Statt: „Du machst mich wahnsinnig!“ lieber:
„Ich merke, dass ich unruhig werde, wenn…“
Das wirkt weniger konfrontativ, öffnet den Dialog und verhindert Eskalation. Gerade im Privatleben eine simple, aber mächtige Technik. Sie zeigt Verantwortung für die eigenen Gefühle – und fördert empathische Reaktionen.
Weitere Informationen zur gewaltfreien Kommunikation findest Du hier.
Pausen zulassen
Viele Gespräche leiden unter dem Zwang zur Dauerbeschallung.
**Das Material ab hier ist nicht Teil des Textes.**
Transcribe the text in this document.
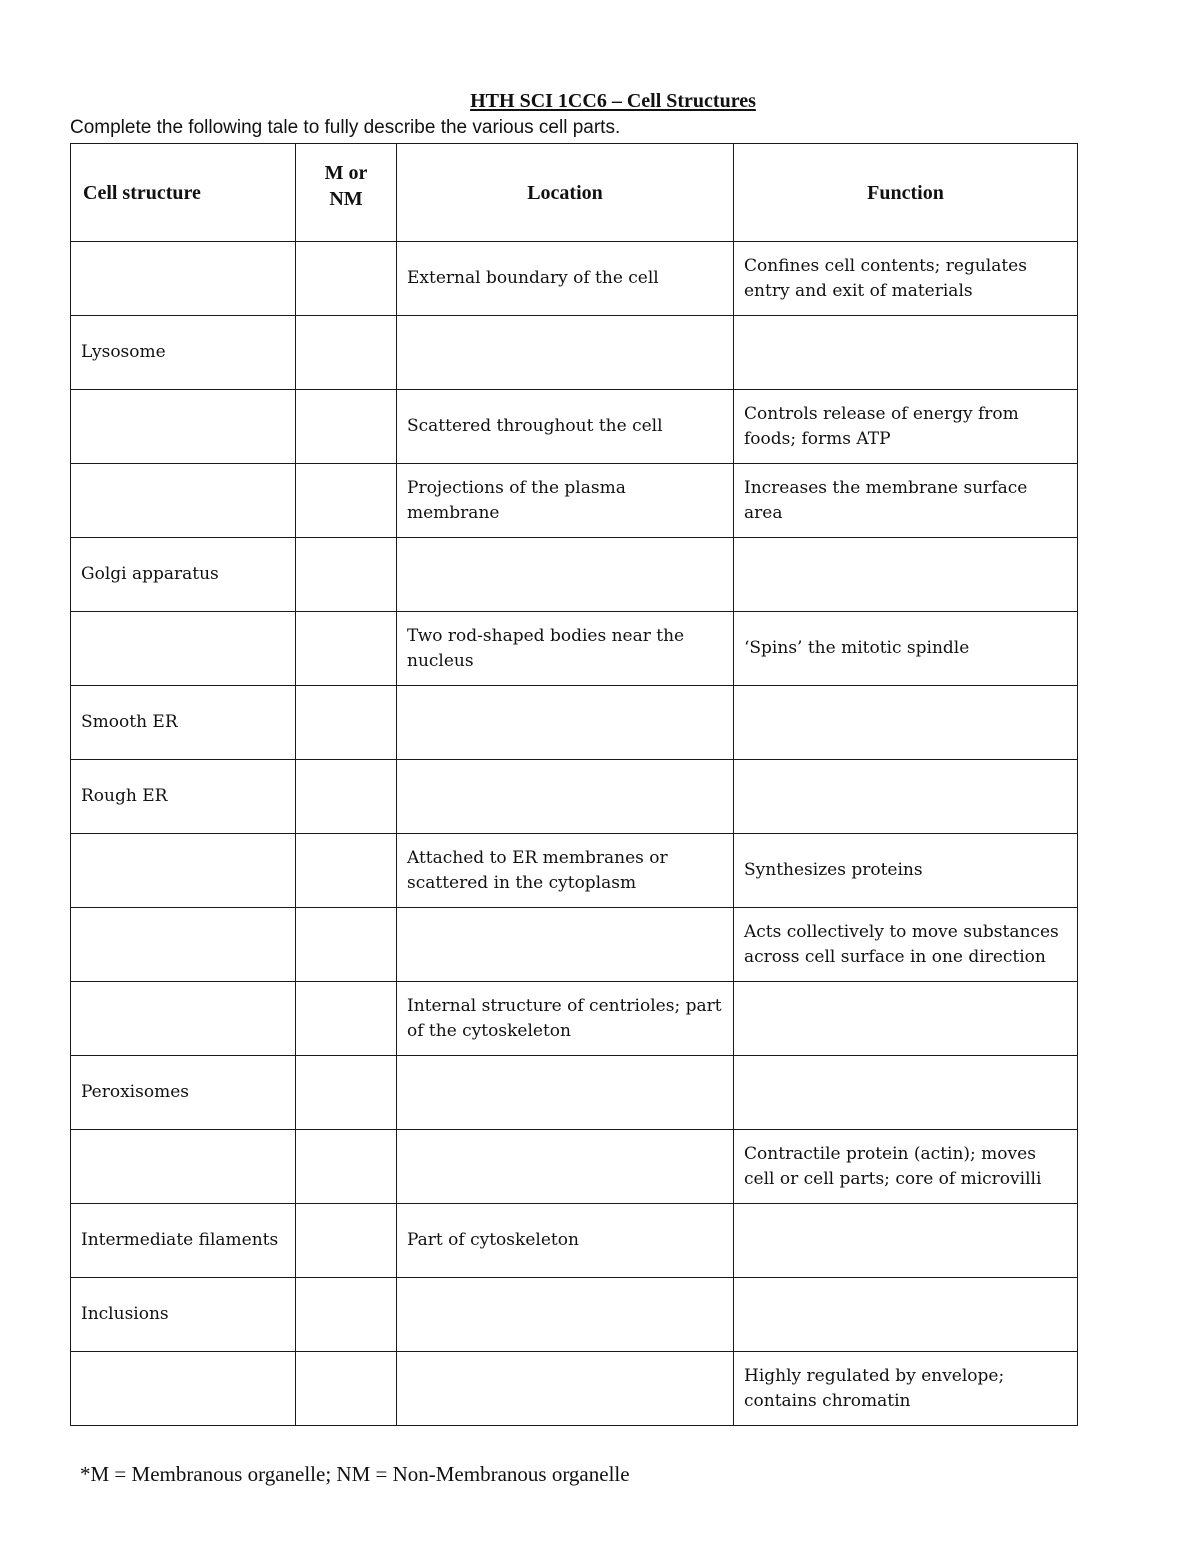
HTH SCI 1CC6 – Cell Structures
Complete the following tale to fully describe the various cell parts.
Cell structure	M or NM	Location	Function
		External boundary of the cell	Confines cell contents; regulates entry and exit of materials
Lysosome			
		Scattered throughout the cell	Controls release of energy from foods; forms ATP
		Projections of the plasma membrane	Increases the membrane surface area
Golgi apparatus			
		Two rod-shaped bodies near the nucleus	‘Spins’ the mitotic spindle
Smooth ER			
Rough ER			
		Attached to ER membranes or scattered in the cytoplasm	Synthesizes proteins
			Acts collectively to move substances across cell surface in one direction
		Internal structure of centrioles; part of the cytoskeleton	
Peroxisomes			
			Contractile protein (actin); moves cell or cell parts; core of microvilli
Intermediate filaments		Part of cytoskeleton	
Inclusions			
			Highly regulated by envelope; contains chromatin
*M = Membranous organelle; NM = Non-Membranous organelle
Wer Pausen aushalten kann, gibt dem Gespräch Raum. Dieser kann genutzt werden für Tiefe, Reflexion und manchmal sogar für überraschende Wendungen. Das ist besonders in heiklen oder emotionalen Gesprächen Gold wert.
Zugegeben, Pausen sind echt schwer. Das ist bei Präsentationen wie bei der zwischenmenschlichen Kommunikation so.
Bedürfnisse abfragen
Ich habe neulich eine schöne Regel kennengelernt. Wenn jemand mit einem Problem zu Dir kommt, merke Dir die drei Hs (aus dem Englischen).
[3 Hs]
Diese Regel verbessert die zwischenmenschliche Kommunikation sofort
Zu Deutsch: Möchtest Du gehört, umarmt oder unterstützt werden?
Diese Frage verändert Gesprächsdynamiken sofort. Sie zeigt Empathie – und bewahrt uns davor, ungefragt Ratschläge zu geben. Darin bin ich leider auch Profi, weil ich immer direkt eine Lösung finden möchte.
Kommunikation ist Kultur
Ein Aspekt, der selten besprochen wird: Zwischenmenschliche Kommunikation ist immer auch kulturell geprägt.
Was in Hamburg als höflich gilt, kann in Rom als distanziert empfunden werden. Wer regelmäßig mit Menschen unterschiedlicher Hintergründe arbeitet, sollte sensibel für solche Unterschiede sein. Auch das ist eine Form von Empathie und Respekt – und essenziell für gelingende Kommunikation.
Fazit: Zwischenmenschliche Kommunikation als Superkraft
Wenn wir ehrlich sind, dann scheitert der Großteil unserer Probleme im Alltag nicht an Fachlichkeit, sondern an Kommunikation.
Oder besser gesagt: an fehlender oder schlechter zwischenmenschlicher Kommunikation. Die gute Nachricht: Wir können sie lernen. Schritt für Schritt. Mit Neugier, Zuhören, Klarheit, Haltung und ein bisschen Mut.
Und wenn das alle täten? Dann würden viele Missverständnisse verschwinden, Beziehungen wachsen und Teams besser zusammenarbeiten. Klingt utopisch? Vielleicht. Aber auch sehr erstrebenswert.
Wie wäre es, wenn Du beim nächsten Gespräch einfach mal eine offene Frage stellst – und dann wirklich zuhörst?